Why strength training outperforms light activity
Contrary to widespread belief, light physical activities such as casual walking, while beneficial for general wellbeing, may not be sufficient on their own to substantially reduce visceral fat. Harvard researchers point out that the key distinction lies in the metabolic effects of different forms of exercise.
Strength training stimulates muscle growth, which in turn increases basal metabolic rate — the amount of energy the body expends at rest. Greater muscle mass is also associated with improved insulin sensitivity, a critical factor in reducing fat storage in the abdominal region. These physiological adaptations create conditions that favour the mobilisation and reduction of visceral fat, which is known to be more resistant to change.
Scientific studies published in peer-reviewed journals such as Obesity and The Journal of Clinical Endocrinology & Metabolism support these findings, demonstrating that resistance exercise can lead to meaningful reductions in visceral adipose tissue, even in the absence of significant weight loss.
Added benefits of high-intensity interval training
Experts from Harvard also highlight that the effects of strength training can be enhanced when combined with high-intensity interval training (HIIT). This approach alternates short bursts of intense effort with periods of recovery, maximising energy expenditure and cardiovascular conditioning within relatively short sessions.

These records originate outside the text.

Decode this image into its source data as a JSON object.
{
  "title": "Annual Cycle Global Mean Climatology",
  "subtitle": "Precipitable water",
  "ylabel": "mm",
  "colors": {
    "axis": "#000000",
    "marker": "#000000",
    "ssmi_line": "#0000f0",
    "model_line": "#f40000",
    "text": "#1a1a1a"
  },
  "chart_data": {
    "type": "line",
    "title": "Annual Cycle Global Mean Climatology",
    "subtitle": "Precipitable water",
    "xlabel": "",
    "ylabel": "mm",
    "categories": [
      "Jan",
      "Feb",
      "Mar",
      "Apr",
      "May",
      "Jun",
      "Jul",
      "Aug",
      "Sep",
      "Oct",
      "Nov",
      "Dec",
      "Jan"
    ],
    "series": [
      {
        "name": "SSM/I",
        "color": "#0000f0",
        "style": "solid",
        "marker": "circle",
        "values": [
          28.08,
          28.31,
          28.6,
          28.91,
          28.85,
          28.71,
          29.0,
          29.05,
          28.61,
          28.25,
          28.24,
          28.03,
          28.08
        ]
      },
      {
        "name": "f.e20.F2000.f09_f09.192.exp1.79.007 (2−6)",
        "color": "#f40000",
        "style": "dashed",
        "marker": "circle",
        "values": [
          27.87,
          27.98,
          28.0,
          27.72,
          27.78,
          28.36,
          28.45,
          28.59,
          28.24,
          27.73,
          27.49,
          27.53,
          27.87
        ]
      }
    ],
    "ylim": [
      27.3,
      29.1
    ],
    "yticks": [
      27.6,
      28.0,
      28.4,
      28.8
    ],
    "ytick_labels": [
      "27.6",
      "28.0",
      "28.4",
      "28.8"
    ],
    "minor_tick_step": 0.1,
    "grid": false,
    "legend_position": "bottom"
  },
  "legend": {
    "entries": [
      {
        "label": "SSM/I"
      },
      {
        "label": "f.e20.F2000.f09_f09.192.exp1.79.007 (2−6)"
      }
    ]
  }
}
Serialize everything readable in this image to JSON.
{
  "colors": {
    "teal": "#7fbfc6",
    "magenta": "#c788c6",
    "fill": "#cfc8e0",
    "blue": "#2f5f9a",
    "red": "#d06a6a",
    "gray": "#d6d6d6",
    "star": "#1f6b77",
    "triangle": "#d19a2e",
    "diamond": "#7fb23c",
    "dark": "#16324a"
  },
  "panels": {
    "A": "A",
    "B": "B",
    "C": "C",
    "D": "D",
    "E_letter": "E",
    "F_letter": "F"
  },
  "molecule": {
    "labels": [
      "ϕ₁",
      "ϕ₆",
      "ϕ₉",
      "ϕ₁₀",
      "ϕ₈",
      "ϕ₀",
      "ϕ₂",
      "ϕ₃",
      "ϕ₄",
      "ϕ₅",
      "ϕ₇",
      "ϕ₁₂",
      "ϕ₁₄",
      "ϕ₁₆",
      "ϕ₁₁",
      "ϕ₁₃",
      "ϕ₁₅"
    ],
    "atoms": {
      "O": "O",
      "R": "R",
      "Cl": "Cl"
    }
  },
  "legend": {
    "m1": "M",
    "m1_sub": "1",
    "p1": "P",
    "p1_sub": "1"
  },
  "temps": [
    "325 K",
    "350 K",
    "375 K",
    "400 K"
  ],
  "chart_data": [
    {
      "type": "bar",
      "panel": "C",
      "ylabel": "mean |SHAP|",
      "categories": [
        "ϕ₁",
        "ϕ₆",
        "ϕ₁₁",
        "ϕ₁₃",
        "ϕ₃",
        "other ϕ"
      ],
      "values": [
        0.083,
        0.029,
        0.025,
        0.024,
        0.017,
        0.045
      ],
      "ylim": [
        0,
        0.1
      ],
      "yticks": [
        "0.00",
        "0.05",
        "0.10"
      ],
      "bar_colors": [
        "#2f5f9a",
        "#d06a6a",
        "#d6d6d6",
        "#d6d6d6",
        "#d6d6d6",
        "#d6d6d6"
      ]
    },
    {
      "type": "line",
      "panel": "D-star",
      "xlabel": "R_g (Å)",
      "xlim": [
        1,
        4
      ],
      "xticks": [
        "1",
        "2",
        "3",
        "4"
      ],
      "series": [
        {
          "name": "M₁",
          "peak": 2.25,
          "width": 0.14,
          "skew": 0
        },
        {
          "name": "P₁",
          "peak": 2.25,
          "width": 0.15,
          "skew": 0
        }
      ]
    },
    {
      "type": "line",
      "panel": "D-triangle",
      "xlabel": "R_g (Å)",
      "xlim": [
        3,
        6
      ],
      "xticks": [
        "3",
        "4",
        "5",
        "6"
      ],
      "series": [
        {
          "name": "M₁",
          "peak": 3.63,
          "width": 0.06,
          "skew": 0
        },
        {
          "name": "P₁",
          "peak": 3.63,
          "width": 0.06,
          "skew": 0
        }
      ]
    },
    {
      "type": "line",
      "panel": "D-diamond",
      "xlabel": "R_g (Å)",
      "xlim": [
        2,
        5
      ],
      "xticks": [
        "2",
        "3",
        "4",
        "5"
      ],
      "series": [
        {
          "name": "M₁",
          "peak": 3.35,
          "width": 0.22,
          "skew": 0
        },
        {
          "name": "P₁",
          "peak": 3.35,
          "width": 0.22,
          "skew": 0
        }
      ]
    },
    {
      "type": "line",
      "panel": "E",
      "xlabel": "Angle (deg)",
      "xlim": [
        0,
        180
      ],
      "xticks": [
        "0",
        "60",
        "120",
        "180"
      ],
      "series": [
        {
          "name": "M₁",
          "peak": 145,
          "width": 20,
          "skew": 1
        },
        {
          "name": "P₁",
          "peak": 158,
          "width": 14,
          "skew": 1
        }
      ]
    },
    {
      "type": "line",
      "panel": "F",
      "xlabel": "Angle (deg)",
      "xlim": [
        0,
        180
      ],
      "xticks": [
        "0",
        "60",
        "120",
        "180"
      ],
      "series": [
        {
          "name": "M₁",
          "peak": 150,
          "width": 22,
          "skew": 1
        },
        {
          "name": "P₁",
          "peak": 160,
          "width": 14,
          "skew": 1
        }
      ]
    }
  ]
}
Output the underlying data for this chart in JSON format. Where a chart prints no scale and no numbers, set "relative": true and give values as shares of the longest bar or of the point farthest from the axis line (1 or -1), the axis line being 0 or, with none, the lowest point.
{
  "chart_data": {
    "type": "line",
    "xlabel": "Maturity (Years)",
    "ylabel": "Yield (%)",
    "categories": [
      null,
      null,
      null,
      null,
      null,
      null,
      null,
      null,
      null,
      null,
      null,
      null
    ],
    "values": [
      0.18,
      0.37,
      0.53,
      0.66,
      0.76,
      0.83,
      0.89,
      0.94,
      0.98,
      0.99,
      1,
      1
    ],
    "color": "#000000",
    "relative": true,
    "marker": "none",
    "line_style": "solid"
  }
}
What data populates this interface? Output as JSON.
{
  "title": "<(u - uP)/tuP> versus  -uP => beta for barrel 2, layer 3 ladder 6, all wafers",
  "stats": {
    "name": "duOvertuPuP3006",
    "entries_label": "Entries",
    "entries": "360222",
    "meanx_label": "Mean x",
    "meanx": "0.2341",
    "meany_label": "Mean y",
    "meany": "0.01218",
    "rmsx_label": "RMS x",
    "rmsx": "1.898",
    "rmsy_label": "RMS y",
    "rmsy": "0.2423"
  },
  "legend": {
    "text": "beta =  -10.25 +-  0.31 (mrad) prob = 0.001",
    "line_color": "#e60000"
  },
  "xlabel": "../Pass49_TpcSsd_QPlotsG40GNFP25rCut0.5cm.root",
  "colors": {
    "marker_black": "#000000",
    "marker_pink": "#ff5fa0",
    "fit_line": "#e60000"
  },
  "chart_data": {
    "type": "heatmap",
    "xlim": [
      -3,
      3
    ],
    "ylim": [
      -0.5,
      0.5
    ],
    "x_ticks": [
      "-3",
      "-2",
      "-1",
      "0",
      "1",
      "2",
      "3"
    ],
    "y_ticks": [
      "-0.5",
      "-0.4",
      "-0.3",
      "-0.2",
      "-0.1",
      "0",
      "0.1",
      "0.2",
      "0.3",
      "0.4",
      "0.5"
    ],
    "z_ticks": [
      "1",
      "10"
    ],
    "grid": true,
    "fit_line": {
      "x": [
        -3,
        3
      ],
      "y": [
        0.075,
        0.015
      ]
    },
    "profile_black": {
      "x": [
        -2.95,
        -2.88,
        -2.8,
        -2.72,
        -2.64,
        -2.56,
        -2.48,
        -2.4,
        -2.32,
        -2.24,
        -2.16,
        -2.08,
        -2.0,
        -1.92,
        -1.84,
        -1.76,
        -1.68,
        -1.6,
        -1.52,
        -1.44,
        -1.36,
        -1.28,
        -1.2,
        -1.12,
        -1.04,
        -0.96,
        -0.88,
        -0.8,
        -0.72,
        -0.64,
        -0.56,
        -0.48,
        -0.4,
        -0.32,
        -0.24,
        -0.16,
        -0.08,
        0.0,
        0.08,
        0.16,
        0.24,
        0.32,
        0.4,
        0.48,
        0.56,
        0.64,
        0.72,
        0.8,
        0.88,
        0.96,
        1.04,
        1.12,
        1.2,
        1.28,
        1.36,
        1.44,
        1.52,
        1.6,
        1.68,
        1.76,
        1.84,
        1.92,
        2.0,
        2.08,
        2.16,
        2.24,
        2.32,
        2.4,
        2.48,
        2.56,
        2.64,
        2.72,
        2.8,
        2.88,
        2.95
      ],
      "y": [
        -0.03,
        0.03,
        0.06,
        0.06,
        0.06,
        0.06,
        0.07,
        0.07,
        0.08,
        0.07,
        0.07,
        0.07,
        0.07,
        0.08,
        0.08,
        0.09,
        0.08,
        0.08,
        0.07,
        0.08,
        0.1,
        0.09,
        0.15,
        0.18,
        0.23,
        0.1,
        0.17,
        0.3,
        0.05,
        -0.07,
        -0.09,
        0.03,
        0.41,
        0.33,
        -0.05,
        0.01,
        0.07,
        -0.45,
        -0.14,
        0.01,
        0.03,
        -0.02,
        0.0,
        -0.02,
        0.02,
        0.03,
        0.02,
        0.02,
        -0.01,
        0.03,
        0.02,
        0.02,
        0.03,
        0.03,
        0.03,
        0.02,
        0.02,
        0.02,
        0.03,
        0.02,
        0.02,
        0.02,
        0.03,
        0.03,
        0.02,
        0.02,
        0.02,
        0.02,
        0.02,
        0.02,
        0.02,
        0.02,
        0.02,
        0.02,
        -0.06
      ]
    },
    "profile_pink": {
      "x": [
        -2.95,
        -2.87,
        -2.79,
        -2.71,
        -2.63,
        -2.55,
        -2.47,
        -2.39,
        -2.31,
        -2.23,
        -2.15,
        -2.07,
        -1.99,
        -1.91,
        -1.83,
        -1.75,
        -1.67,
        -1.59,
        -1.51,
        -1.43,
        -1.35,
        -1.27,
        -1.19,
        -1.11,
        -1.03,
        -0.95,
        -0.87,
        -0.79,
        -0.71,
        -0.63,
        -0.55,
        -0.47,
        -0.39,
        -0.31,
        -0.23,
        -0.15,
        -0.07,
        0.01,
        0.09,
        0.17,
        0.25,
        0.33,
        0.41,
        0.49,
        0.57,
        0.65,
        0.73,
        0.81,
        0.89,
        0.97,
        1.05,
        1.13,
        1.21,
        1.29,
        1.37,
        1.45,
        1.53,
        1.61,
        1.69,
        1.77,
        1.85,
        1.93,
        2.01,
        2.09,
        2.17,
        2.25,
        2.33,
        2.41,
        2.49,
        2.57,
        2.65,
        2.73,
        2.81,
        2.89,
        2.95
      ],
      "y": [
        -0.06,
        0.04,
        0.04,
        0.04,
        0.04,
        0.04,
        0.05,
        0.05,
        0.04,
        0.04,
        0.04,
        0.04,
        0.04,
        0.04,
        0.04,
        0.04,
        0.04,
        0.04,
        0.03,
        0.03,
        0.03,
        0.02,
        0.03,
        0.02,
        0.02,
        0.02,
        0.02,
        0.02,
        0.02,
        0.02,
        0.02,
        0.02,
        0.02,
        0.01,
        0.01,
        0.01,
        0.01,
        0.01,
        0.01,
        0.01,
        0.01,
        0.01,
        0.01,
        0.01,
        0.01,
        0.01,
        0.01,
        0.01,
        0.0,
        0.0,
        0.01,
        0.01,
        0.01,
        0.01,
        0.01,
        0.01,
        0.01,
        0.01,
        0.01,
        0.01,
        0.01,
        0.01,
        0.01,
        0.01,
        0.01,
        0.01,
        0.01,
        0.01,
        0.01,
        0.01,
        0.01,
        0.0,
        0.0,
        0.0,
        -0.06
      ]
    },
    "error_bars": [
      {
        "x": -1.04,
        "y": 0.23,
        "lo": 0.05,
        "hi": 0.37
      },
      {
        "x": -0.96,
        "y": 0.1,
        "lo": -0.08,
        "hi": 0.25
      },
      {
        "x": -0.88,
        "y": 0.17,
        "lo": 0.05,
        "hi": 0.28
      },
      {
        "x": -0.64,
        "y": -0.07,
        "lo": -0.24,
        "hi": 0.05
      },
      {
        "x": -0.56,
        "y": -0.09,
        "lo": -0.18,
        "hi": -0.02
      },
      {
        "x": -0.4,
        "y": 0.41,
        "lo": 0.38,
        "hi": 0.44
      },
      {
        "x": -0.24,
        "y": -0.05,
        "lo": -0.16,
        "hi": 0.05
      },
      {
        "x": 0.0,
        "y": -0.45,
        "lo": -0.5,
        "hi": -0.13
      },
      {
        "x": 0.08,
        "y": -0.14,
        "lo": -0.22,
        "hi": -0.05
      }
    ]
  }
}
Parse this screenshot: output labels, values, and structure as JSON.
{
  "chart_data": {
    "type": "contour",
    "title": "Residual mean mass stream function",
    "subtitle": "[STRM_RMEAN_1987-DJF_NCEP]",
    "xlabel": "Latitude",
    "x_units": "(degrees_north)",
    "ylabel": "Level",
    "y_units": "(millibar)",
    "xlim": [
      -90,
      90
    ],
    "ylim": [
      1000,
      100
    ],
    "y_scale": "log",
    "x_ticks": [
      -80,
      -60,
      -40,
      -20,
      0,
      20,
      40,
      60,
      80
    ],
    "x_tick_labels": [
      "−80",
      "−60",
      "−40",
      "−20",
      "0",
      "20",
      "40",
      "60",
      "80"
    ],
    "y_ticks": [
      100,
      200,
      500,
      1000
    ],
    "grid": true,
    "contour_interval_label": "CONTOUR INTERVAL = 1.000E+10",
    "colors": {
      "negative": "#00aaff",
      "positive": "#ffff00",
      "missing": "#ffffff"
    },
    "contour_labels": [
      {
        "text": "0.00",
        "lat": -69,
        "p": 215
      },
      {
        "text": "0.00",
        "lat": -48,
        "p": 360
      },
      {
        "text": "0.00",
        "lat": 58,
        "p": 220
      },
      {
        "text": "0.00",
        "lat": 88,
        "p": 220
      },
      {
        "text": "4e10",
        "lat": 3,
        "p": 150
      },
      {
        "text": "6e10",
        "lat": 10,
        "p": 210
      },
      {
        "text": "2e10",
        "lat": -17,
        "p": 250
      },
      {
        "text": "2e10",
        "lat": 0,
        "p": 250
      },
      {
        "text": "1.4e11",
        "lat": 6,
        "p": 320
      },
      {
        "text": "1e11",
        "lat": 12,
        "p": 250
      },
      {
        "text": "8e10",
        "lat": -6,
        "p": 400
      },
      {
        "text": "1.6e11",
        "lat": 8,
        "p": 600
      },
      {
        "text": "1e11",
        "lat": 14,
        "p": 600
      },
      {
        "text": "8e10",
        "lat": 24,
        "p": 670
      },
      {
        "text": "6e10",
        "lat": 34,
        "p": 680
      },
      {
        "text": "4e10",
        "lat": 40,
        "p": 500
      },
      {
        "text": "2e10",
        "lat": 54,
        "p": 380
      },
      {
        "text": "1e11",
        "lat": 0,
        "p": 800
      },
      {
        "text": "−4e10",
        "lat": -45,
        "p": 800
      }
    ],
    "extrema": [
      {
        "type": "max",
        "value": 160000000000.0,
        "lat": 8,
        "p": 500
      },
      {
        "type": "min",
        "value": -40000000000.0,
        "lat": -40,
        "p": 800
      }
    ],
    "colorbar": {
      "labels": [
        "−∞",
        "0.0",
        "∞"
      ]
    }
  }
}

Research conducted in the United States indicates that combining resistance training with HIIT may accelerate fat loss, improve aerobic capacity and deliver metabolic benefits more efficiently than moderate-intensity exercise alone.
Time-efficient and health-focused approach
Importantly, the Harvard findings suggest that extended hours in the gym are not necessary to achieve health benefits. Training sessions lasting between 20 and 40 minutes, performed three to four times per week, have been shown to produce significant improvements when exercises are performed consistently and with appropriate progression.
Beyond physical appearance, reducing visceral fat is recognised as a direct investment in long-term health. Regular strength training has been associated with improved cholesterol profiles, better blood pressure control and enhanced regulation of blood glucose levels, making it one of the most comprehensive exercise strategies endorsed by current scientific evidence.
Health professionals in the United States advise that individuals who are sedentary or living with chronic health conditions should seek professional guidance before starting a new exercise programme. When performed safely and consistently, resistance-based training offers benefits that extend far beyond aesthetics, contributing meaningfully to disease prevention and overall metabolic health.